Tunggal panaluan

Tunggal panaluan
Tunggal Panaluan, oberer Teil mit Schnitzerei, Wickelung („Turban“) und Haarbündel
Ein Datu der Batak mit Tunggal Panaluan

Ein Tunggal panaluan ist der Zeremonialstab eines Datu, eines Magiers des Volkes der Batak im Norden der indonesischen Insel Sumatra. Ein solcher Stab, dem magische Kräfte zugesprochen werden, findet bei zahlreichen Zeremonien des Datu Anwendung und ist gleichzeitig dessen Rangabzeichen.

Inhaltsverzeichnis

Zweck und Anwendung

Der Datu der Toba-Batak (bei den Karo-Batak als Guru bezeichnet) ist ein angeblich mit magischen Kräften und Fähigkeiten versehener Medizinmann, bewandert in „weißer Magie“, der die Aufgabe hat, Krankheiten zu verhüten und zu heilen. Nach Auffassung der Batak ist Auslöser von Krankheit der Verlust der Seele (Tondi), der verursacht wird vom Wirken böser Geister, der Launenhaftigkeit des Tondi eines Patienten oder durch den Einfluss eines bösen Zauberers.
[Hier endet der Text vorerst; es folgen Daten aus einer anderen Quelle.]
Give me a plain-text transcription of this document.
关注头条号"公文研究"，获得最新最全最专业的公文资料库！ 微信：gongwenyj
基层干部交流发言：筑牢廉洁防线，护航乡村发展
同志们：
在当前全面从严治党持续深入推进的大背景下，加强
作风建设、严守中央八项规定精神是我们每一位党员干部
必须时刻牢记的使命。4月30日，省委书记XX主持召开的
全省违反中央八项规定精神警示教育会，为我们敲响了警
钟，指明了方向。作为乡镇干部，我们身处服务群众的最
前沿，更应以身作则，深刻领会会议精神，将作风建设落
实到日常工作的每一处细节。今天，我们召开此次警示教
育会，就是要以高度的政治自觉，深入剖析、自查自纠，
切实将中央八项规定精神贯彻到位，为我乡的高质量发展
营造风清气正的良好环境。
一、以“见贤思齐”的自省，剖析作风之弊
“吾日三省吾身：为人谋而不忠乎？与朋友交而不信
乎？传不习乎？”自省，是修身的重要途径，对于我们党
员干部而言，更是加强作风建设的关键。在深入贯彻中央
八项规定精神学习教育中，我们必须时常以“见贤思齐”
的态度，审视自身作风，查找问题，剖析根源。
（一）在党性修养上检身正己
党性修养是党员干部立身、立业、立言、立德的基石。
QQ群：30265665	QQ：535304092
Der Datu kann die Seele in den Körper zurückbringen. Neben seiner Funktion als magischer Heiler ist er auch Wahrsager, Orakel und Hellseher, Regenmacher und Vertreiber von Unwettern. Er kennt die okkulten Gesänge und Formeln und stellt zauberkräftige Mittel und Arzneien her. Obwohl sich die Aufgaben eines Datu bei den einzelnen Batak-Völkern im Detail etwas unterscheiden, sorgt er für das Wohlergehen der gesellschaftlichen Gruppierung und ist daher stets eine Person von hohem Ansehen und großer Würde.[1]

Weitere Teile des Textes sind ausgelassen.